В 1997 году стоимость доллара США выросла, стоимость иены упала – отражая результаты деятельности двух экономик, – а китайская валюта была девальвирована, чтобы оставаться конкурентоспособной на экспортных рынках. Тайский экспорт, в котором преобладал доллар, в силу этого сделался слишком дорогим и стал падать в объеме, а тайский валютный счет оказался в минусе. Поток капиталов в Таиланд иссяк; стоимость недвижимости начала падать, и резко упала стоимость заложенного в банке имущества. Тайские инвесторы и иностранные банки вывели капиталы, а тайские заемщики поспешили менять баты на доллары по гарантированному курсу. Банк Таиланда усложнил проблему крупными займами, которые, будучи конвертированы в доллары, помогли потянуть Таиланд на край пропасти. В течение всего нескольких недель тайские валютные резервы в размере 30 миллиардов долларов чуть ли не все были исчерпаны, и стала неизбежной резкая девальвация валюты. Долги, выраженные в долларах, стали неподъемными; то, что начиналось как валютная проблема, превратилось в получающий внутреннюю подпитку экономический, финансовый и в итоге политический кризис.

Кризис в Индонезии, сваливший правительство Сухарто, начинался как дискуссионная реакция на события в Таиланде. Менее чем за два месяца до этого Всемирный банк официально похвалил Индонезию за здоровое экономическое управление. Но когда кризис начался в Таиланде, местные, как, впрочем, и иностранные инвесторы, начали ставить под вопрос те уроки, которые Индонезийский центральный банк, казалось бы, извлекал из тайского опыта. Отказываясь предпринимать какие‑либо меры по защите индонезийской рупии, он оставил в неприкосновенности свои резервы, что привело даже к еще более быстрому коллапсу индонезийской валюты, упавшей примерно в пять раз по сравнению с его докризисной стоимостью. Таким образом, неважно, регулировался ли юго‑восточный кризис путем внутренних политических решений, как в случае с Таиландом, или путем следования советам международных институтов, как в случае с Индонезией, следовал экономический хаос, потому что международный спекулятивный компонент был слишком силен, чтобы с ним могли справиться местные экономики развивающихся обществ. В Индонезии, где правительство было ослаблено кумовством и коррупцией, это сочетание в конечном счете уничтожило и политическую структуру также.

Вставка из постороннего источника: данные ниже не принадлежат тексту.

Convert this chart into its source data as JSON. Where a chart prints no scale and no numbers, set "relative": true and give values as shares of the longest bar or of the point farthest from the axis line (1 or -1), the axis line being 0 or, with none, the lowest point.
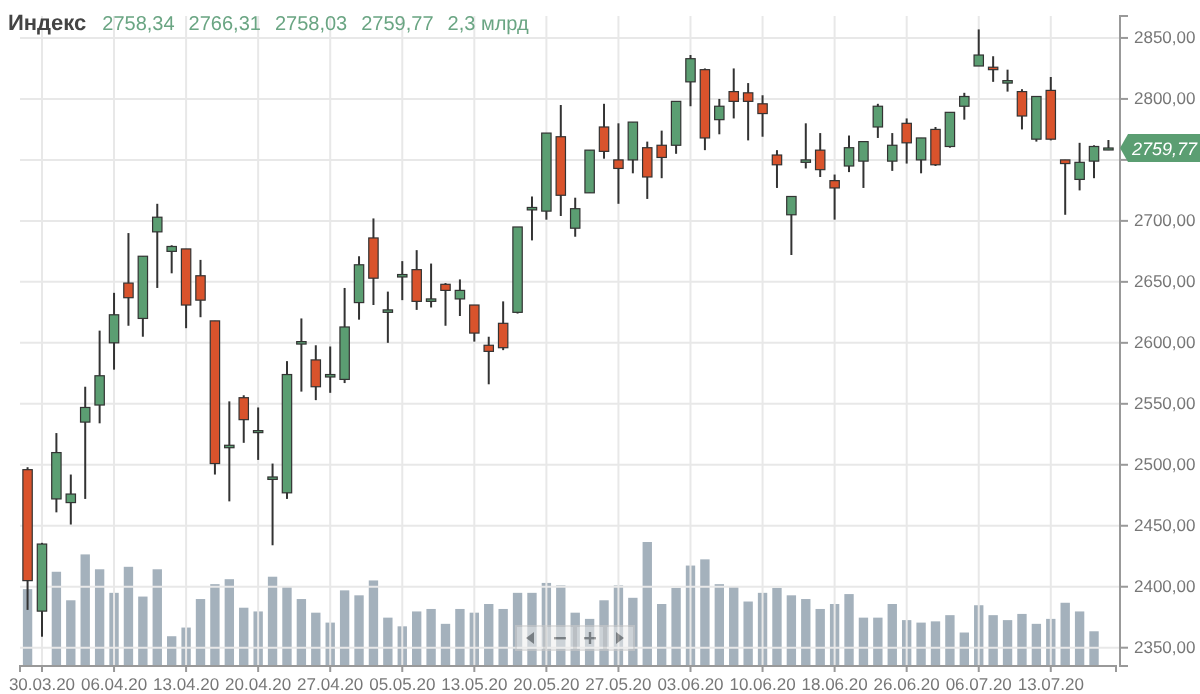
{
  "chart_data": [
    {
      "type": "candlestick",
      "title": "Индекс",
      "annotations": [
        "2758,34",
        "2766,31",
        "2758,03",
        "2759,77",
        "2,3 млрд",
        {
          "text": "2759,77",
          "y": 2759.77
        }
      ],
      "categories": [
        null,
        "30.03.20",
        null,
        null,
        null,
        null,
        "06.04.20",
        null,
        null,
        null,
        null,
        "13.04.20",
        null,
        null,
        null,
        null,
        "20.04.20",
        null,
        null,
        null,
        null,
        "27.04.20",
        null,
        null,
        null,
        null,
        "05.05.20",
        null,
        null,
        null,
        null,
        "13.05.20",
        null,
        null,
        null,
        null,
        "20.05.20",
        null,
        null,
        null,
        null,
        "27.05.20",
        null,
        null,
        null,
        null,
        "03.06.20",
        null,
        null,
        null,
        null,
        "10.06.20",
        null,
        null,
        null,
        null,
        "18.06.20",
        null,
        null,
        null,
        null,
        "26.06.20",
        null,
        null,
        null,
        null,
        "06.07.20",
        null,
        null,
        null,
        null,
        "13.07.20",
        null,
        null,
        null,
        null
      ],
      "ohlc": [
        [
          2496,
          2498,
          2381,
          2405
        ],
        [
          2380,
          2436,
          2359,
          2435
        ],
        [
          2472,
          2526,
          2461,
          2510
        ],
        [
          2469,
          2492,
          2451,
          2476
        ],
        [
          2535,
          2564,
          2472,
          2547
        ],
        [
          2549,
          2610,
          2534,
          2573
        ],
        [
          2600,
          2641,
          2578,
          2623
        ],
        [
          2649,
          2690,
          2614,
          2637
        ],
        [
          2620,
          2671,
          2605,
          2671
        ],
        [
          2691,
          2714,
          2645,
          2703
        ],
        [
          2675,
          2680,
          2657,
          2679
        ],
        [
          2677,
          2677,
          2612,
          2631
        ],
        [
          2655,
          2668,
          2621,
          2635
        ],
        [
          2618,
          2618,
          2492,
          2501
        ],
        [
          2514,
          2552,
          2470,
          2516
        ],
        [
          2555,
          2557,
          2518,
          2537
        ],
        [
          2527,
          2547,
          2504,
          2528
        ],
        [
          2488,
          2501,
          2434,
          2490
        ],
        [
          2477,
          2585,
          2472,
          2574
        ],
        [
          2599,
          2620,
          2560,
          2601
        ],
        [
          2586,
          2598,
          2553,
          2564
        ],
        [
          2572,
          2597,
          2559,
          2574
        ],
        [
          2570,
          2645,
          2567,
          2613
        ],
        [
          2633,
          2671,
          2619,
          2664
        ],
        [
          2686,
          2702,
          2631,
          2653
        ],
        [
          2625,
          2642,
          2600,
          2627
        ],
        [
          2654,
          2667,
          2635,
          2656
        ],
        [
          2660,
          2676,
          2627,
          2634
        ],
        [
          2634,
          2665,
          2629,
          2636
        ],
        [
          2648,
          2649,
          2614,
          2643
        ],
        [
          2636,
          2652,
          2622,
          2643
        ],
        [
          2631,
          2631,
          2601,
          2608
        ],
        [
          2598,
          2605,
          2566,
          2593
        ],
        [
          2616,
          2634,
          2594,
          2596
        ],
        [
          2625,
          2695,
          2624,
          2695
        ],
        [
          2709,
          2720,
          2684,
          2711
        ],
        [
          2708,
          2772,
          2701,
          2772
        ],
        [
          2769,
          2795,
          2704,
          2721
        ],
        [
          2694,
          2719,
          2687,
          2710
        ],
        [
          2723,
          2758,
          2723,
          2758
        ],
        [
          2777,
          2796,
          2751,
          2757
        ],
        [
          2750,
          2780,
          2714,
          2743
        ],
        [
          2750,
          2781,
          2739,
          2781
        ],
        [
          2760,
          2765,
          2718,
          2736
        ],
        [
          2762,
          2774,
          2735,
          2752
        ],
        [
          2762,
          2798,
          2755,
          2798
        ],
        [
          2814,
          2836,
          2794,
          2833
        ],
        [
          2824,
          2825,
          2758,
          2768
        ],
        [
          2783,
          2800,
          2771,
          2794
        ],
        [
          2806,
          2825,
          2784,
          2798
        ],
        [
          2805,
          2813,
          2766,
          2798
        ],
        [
          2796,
          2803,
          2769,
          2788
        ],
        [
          2754,
          2758,
          2727,
          2746
        ],
        [
          2705,
          2720,
          2672,
          2720
        ],
        [
          2748,
          2780,
          2743,
          2750
        ],
        [
          2758,
          2772,
          2736,
          2742
        ],
        [
          2733,
          2738,
          2701,
          2727
        ],
        [
          2745,
          2770,
          2740,
          2760
        ],
        [
          2749,
          2765,
          2727,
          2765
        ],
        [
          2777,
          2796,
          2768,
          2794
        ],
        [
          2749,
          2772,
          2741,
          2762
        ],
        [
          2780,
          2784,
          2747,
          2764
        ],
        [
          2750,
          2768,
          2739,
          2768
        ],
        [
          2775,
          2777,
          2745,
          2746
        ],
        [
          2761,
          2789,
          2760,
          2789
        ],
        [
          2794,
          2805,
          2783,
          2802
        ],
        [
          2827,
          2857,
          2827,
          2836
        ],
        [
          2826,
          2835,
          2814,
          2824
        ],
        [
          2813,
          2824,
          2806,
          2815
        ],
        [
          2806,
          2808,
          2775,
          2786
        ],
        [
          2767,
          2802,
          2765,
          2802
        ],
        [
          2807,
          2818,
          2766,
          2767
        ],
        [
          2750,
          2750,
          2705,
          2747
        ],
        [
          2734,
          2764,
          2725,
          2748
        ],
        [
          2749,
          2762,
          2735,
          2761
        ],
        [
          2758.34,
          2766.31,
          2758.03,
          2759.77
        ]
      ],
      "colors": [
        "#d9532c",
        "#5b9e72",
        "#5b9e72",
        "#5b9e72",
        "#5b9e72",
        "#5b9e72",
        "#5b9e72",
        "#d9532c",
        "#5b9e72",
        "#5b9e72",
        "#5b9e72",
        "#d9532c",
        "#d9532c",
        "#d9532c",
        "#5b9e72",
        "#d9532c",
        "#5b9e72",
        "#5b9e72",
        "#5b9e72",
        "#5b9e72",
        "#d9532c",
        "#5b9e72",
        "#5b9e72",
        "#5b9e72",
        "#d9532c",
        "#5b9e72",
        "#5b9e72",
        "#d9532c",
        "#5b9e72",
        "#d9532c",
        "#5b9e72",
        "#d9532c",
        "#d9532c",
        "#d9532c",
        "#5b9e72",
        "#5b9e72",
        "#5b9e72",
        "#d9532c",
        "#5b9e72",
        "#5b9e72",
        "#d9532c",
        "#d9532c",
        "#5b9e72",
        "#d9532c",
        "#d9532c",
        "#5b9e72",
        "#5b9e72",
        "#d9532c",
        "#5b9e72",
        "#d9532c",
        "#d9532c",
        "#d9532c",
        "#d9532c",
        "#5b9e72",
        "#5b9e72",
        "#d9532c",
        "#d9532c",
        "#5b9e72",
        "#5b9e72",
        "#5b9e72",
        "#5b9e72",
        "#d9532c",
        "#5b9e72",
        "#d9532c",
        "#5b9e72",
        "#5b9e72",
        "#5b9e72",
        "#d9532c",
        "#5b9e72",
        "#d9532c",
        "#5b9e72",
        "#d9532c",
        "#d9532c",
        "#5b9e72",
        "#5b9e72",
        "#5b9e72"
      ],
      "ylim": [
        2335,
        2868
      ],
      "yticks": [
        {
          "value": 2350,
          "label": "2350,00"
        },
        {
          "value": 2400,
          "label": "2400,00"
        },
        {
          "value": 2450,
          "label": "2450,00"
        },
        {
          "value": 2500,
          "label": "2500,00"
        },
        {
          "value": 2550,
          "label": "2550,00"
        },
        {
          "value": 2600,
          "label": "2600,00"
        },
        {
          "value": 2650,
          "label": "2650,00"
        },
        {
          "value": 2700,
          "label": "2700,00"
        },
        {
          "value": 2750,
          "label": null
        },
        {
          "value": 2800,
          "label": "2800,00"
        },
        {
          "value": 2850,
          "label": "2850,00"
        }
      ],
      "grid": true
    },
    {
      "type": "bar",
      "relative": true,
      "color": "#a4b1bc",
      "categories": [
        null,
        null,
        null,
        null,
        null,
        null,
        null,
        null,
        null,
        null,
        null,
        null,
        null,
        null,
        null,
        null,
        null,
        null,
        null,
        null,
        null,
        null,
        null,
        null,
        null,
        null,
        null,
        null,
        null,
        null,
        null,
        null,
        null,
        null,
        null,
        null,
        null,
        null,
        null,
        null,
        null,
        null,
        null,
        null,
        null,
        null,
        null,
        null,
        null,
        null,
        null,
        null,
        null,
        null,
        null,
        null,
        null,
        null,
        null,
        null,
        null,
        null,
        null,
        null,
        null,
        null,
        null,
        null,
        null,
        null,
        null,
        null,
        null,
        null,
        null,
        null
      ],
      "values": [
        0.62,
        null,
        0.76,
        0.53,
        0.9,
        0.78,
        0.59,
        0.8,
        0.56,
        0.78,
        0.24,
        0.31,
        0.54,
        0.66,
        0.7,
        0.47,
        0.44,
        0.72,
        0.64,
        0.54,
        0.43,
        0.35,
        0.61,
        0.57,
        0.69,
        0.39,
        0.32,
        0.44,
        0.46,
        0.34,
        0.46,
        0.43,
        0.5,
        0.46,
        0.59,
        0.59,
        0.67,
        0.65,
        0.43,
        0.38,
        0.53,
        0.65,
        0.55,
        1,
        0.5,
        0.63,
        0.81,
        0.86,
        0.66,
        0.64,
        0.52,
        0.59,
        0.63,
        0.57,
        0.54,
        0.46,
        0.5,
        0.58,
        0.39,
        0.39,
        0.5,
        0.37,
        0.35,
        0.36,
        0.41,
        0.27,
        0.49,
        0.41,
        0.37,
        0.42,
        0.34,
        0.38,
        0.51,
        0.44,
        0.28,
        null
      ]
    }
  ]
}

Уставной капитал – прямые иностранные инвестиции в основных фондах – подвергается тем же рискам, что и капитал внутренних вкладчиков принимающей страны; он несет в значительной мере те же риски и имеет те же выгоды. Основные фонды нельзя трогать, и они должны приносить прибыль, если инвестор хочет получить какие‑то доходы. Но капитал в виде ценных бумаг держится в зависимости от скорости отдачи спекулятивного капитала. Управляющие спекулятивными фондами стремятся застраховаться скоростью действий своих фондов – простыми словами, быстрыми вложениями, когда они видят таковую возможность, и стремлением быстро удалиться при первых признаках беды. Некоторые придерживаются стратегии игры на разнице курсов, то есть на понижение – спекуляции на падении на рынке путем продажи акций по существующей цене и перекупке их по вероятной цене, когда рынок начнет падать, – таким способом получая выгоду от самого падения стоимости, которую они до этого повышали. Торговые отделы международных банков, учреждения‑вкладчики и фонды комплексного рискованного инвестирования стараются получать возможность извлекать выгоду от колебаний рынка в любом направлении, создавая опасность того, что скачки вверх могут преобразоваться в мыльные пузыри, а скачки вниз – в кризис, еще до того как меры предосторожности как‑то сработают.

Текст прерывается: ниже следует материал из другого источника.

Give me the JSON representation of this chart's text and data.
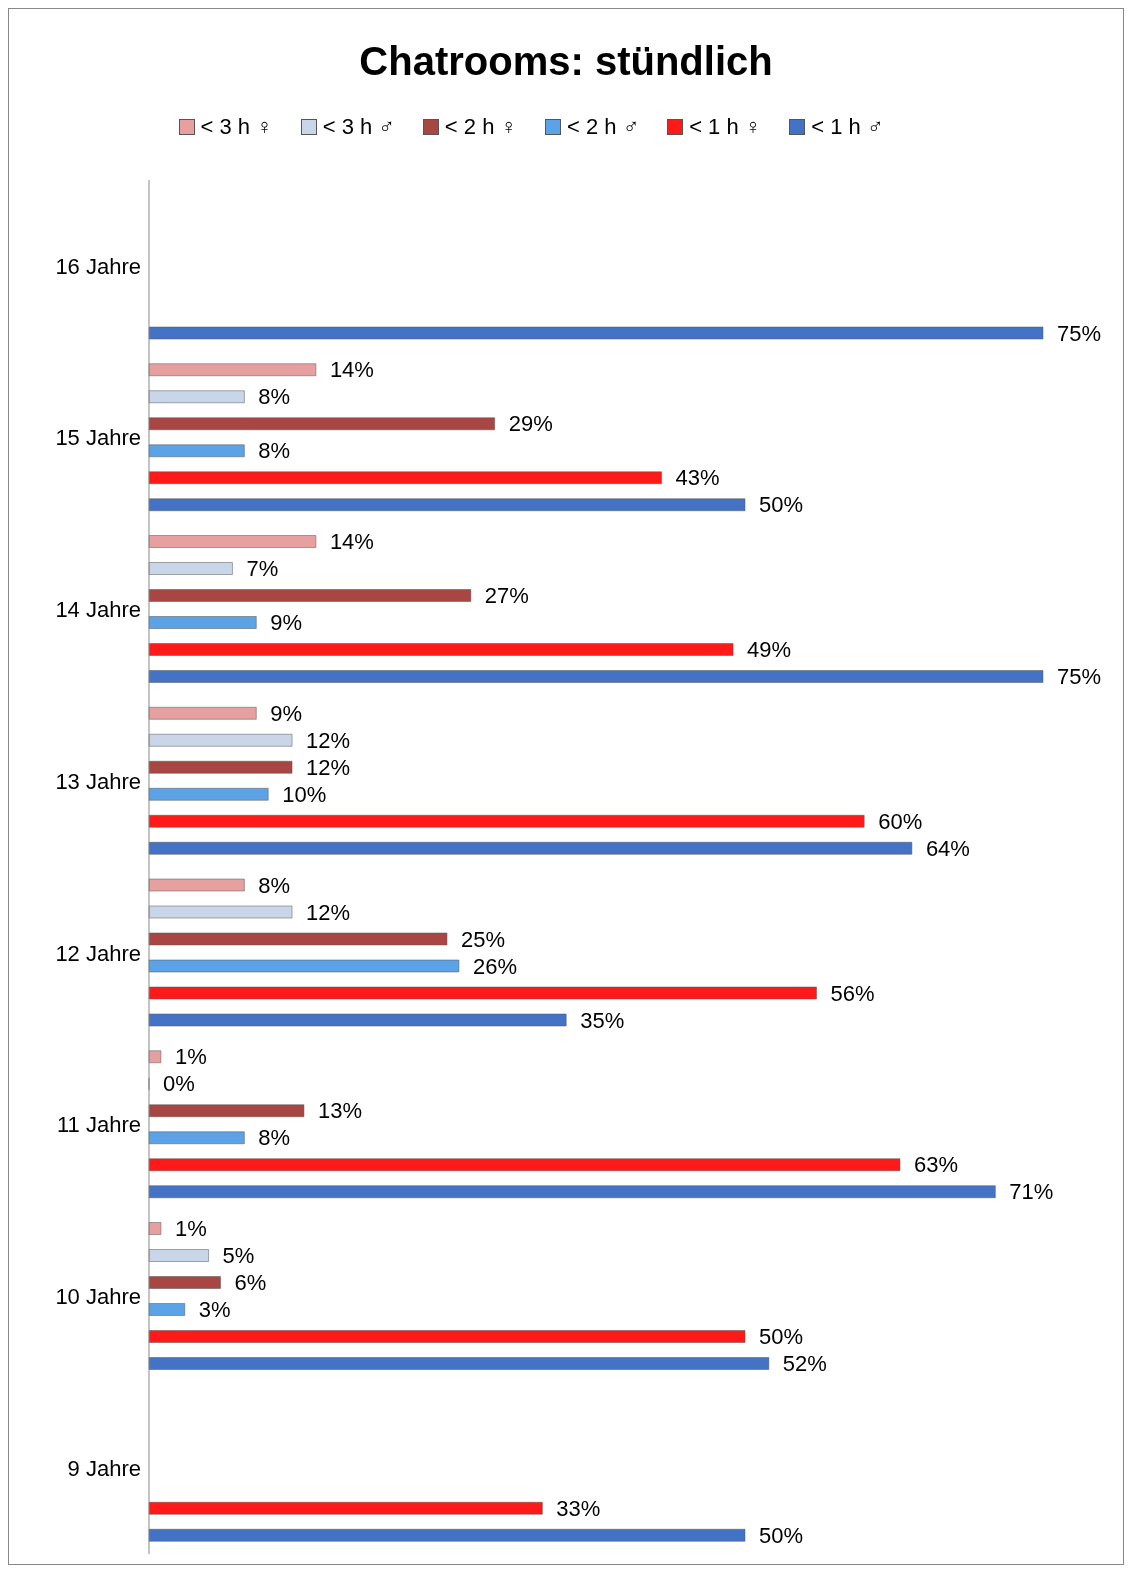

Управляющие такими инвестициями будут утверждать, что они только играют на слабостях на рынке, а не создают проблемы. Фактически же, по их собственной логике, эти институты и фонды действуют вполне разумно, даже если они создают более глубокий и совсем неуправляемый кризис. Малые и средние страны оказываются беззащитными перед лицом действий глобальной финансовой системы. С одной стороны, описанные здесь кризисы фактически представляют собой штрафные санкции, которые глобальный рынок извлекает за безрассудное заимствование, – рыночный способ восстановления равновесия спроса и предложения. Но верно также и то, что базирующаяся на основе МВФ международная финансовая система наказывает безрассудных заемщиков гораздо сильнее, чем безрассудных кредиторов.

Меры по сдерживанию и разрешению кризисов, предлагаемые международной финансовой системой, слишком часто ухудшали ситуацию. Избранным инструментом предотвращения обвала является Международный валютный фонд. Созданный в 1947 году для продвижения международного сотрудничества в области валютных отношений МВФ регулярно открывает свой «карман» для стран – членов Фонда во времена финансового кризиса – хотя и с прилагаемыми при этом ограничениями. В глобализованном мире Фонд все больше становится организатором спасательных пакетов и последним кредитором в критической ситуации. Однако его лекарства в прошлом часто осложняли проблему, потому что они по существу и по теории носят экономический характер, в то время как, чем глубже кризис, тем больше у него становится политическая составляющая. А МВФ плохо подготовлен для урегулирования политических последствий своих программ.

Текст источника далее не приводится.